Düsseldorf, unsere Landeshauptstadt, gönnt sich einen schönen Opernskandal. Die Aufregung um die „Nazi-Oper“ ist so groß, dass der bombastische Wagner daran seine Freude gehabt hätte. Ist im Namen der Kunstfreiheit wirklich alles erlaubt, auch eine jüdische Familie auf der Bühne per Genickschuss hinzurichten? Eine ursprünglich romantische Oper, die krass in der Gaskammer startet? Darf man für so eine Geschmacklosigkeit, falls es eine sein sollte, Steuergelder ver(sch)wenden? Der Intendant der Deutschen Oper am Rhein sagte den Nazi-Tannhäuser inzwischen ab, womit sich eine neue Frage stellt: Was ist denn nun der Skandal – die Oper oder der Verzicht auf die Oper?

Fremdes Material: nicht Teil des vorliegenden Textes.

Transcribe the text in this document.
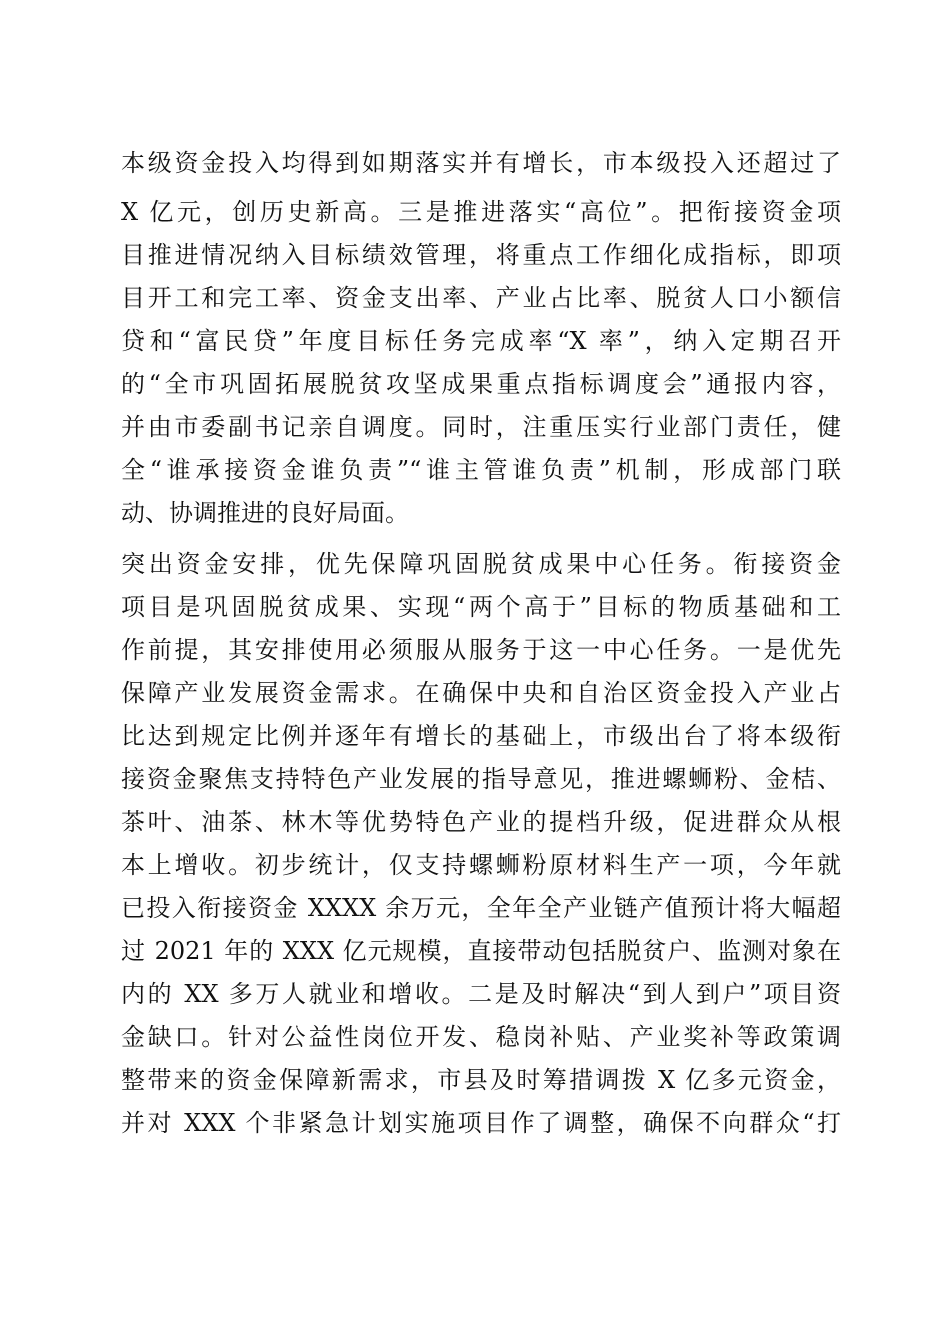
本级资金投入均得到如期落实并有增长，市本级投入还超过了
X 亿元，创历史新高。三是推进落实“高位”。把衔接资金项
目推进情况纳入目标绩效管理，将重点工作细化成指标，即项
目开工和完工率、资金支出率、产业占比率、脱贫人口小额信
贷和“富民贷”年度目标任务完成率“X 率”，纳入定期召开
的“全市巩固拓展脱贫攻坚成果重点指标调度会”通报内容，
并由市委副书记亲自调度。同时，注重压实行业部门责任，健
全“谁承接资金谁负责”“谁主管谁负责”机制，形成部门联
动、协调推进的良好局面。
突出资金安排，优先保障巩固脱贫成果中心任务。衔接资金
项目是巩固脱贫成果、实现“两个高于”目标的物质基础和工
作前提，其安排使用必须服从服务于这一中心任务。一是优先
保障产业发展资金需求。在确保中央和自治区资金投入产业占
比达到规定比例并逐年有增长的基础上，市级出台了将本级衔
接资金聚焦支持特色产业发展的指导意见，推进螺蛳粉、金桔、
茶叶、油茶、林木等优势特色产业的提档升级，促进群众从根
本上增收。初步统计，仅支持螺蛳粉原材料生产一项，今年就
已投入衔接资金 XXXX 余万元，全年全产业链产值预计将大幅超
过 2021 年的 XXX 亿元规模，直接带动包括脱贫户、监测对象在
内的 XX 多万人就业和增收。二是及时解决“到人到户”项目资
金缺口。针对公益性岗位开发、稳岗补贴、产业奖补等政策调
整带来的资金保障新需求，市县及时筹措调拨 X 亿多元资金，
并对 XXX 个非紧急计划实施项目作了调整，确保不向群众“打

Man hätte nach der von Buhrufen und Halbohnmachten begleiteten Premiere auch eine große Debatte über das Ganze führen können. Auf der Bühne etwa. Dazu hätte es freilich des Mutes bedurft. Stattdessen ist man eingeknickt. Die Botschaft der Rheinoper ist unerfreulich klar: Wer als Kulturschaffender etwas riskieren will, schlägt um Düsseldorf und Duisburg besser einen Bogen. Der Rheinländer gilt ja als harmonieverliebt, er meidet den Ärger, wo er kann. Die Absage des Intendanten Christoph Meyer liest sich wie die Bestätigung des Vorurteils, wonach in diesem Landstrich Zivilcourage vor allem als Karneval möglich ist.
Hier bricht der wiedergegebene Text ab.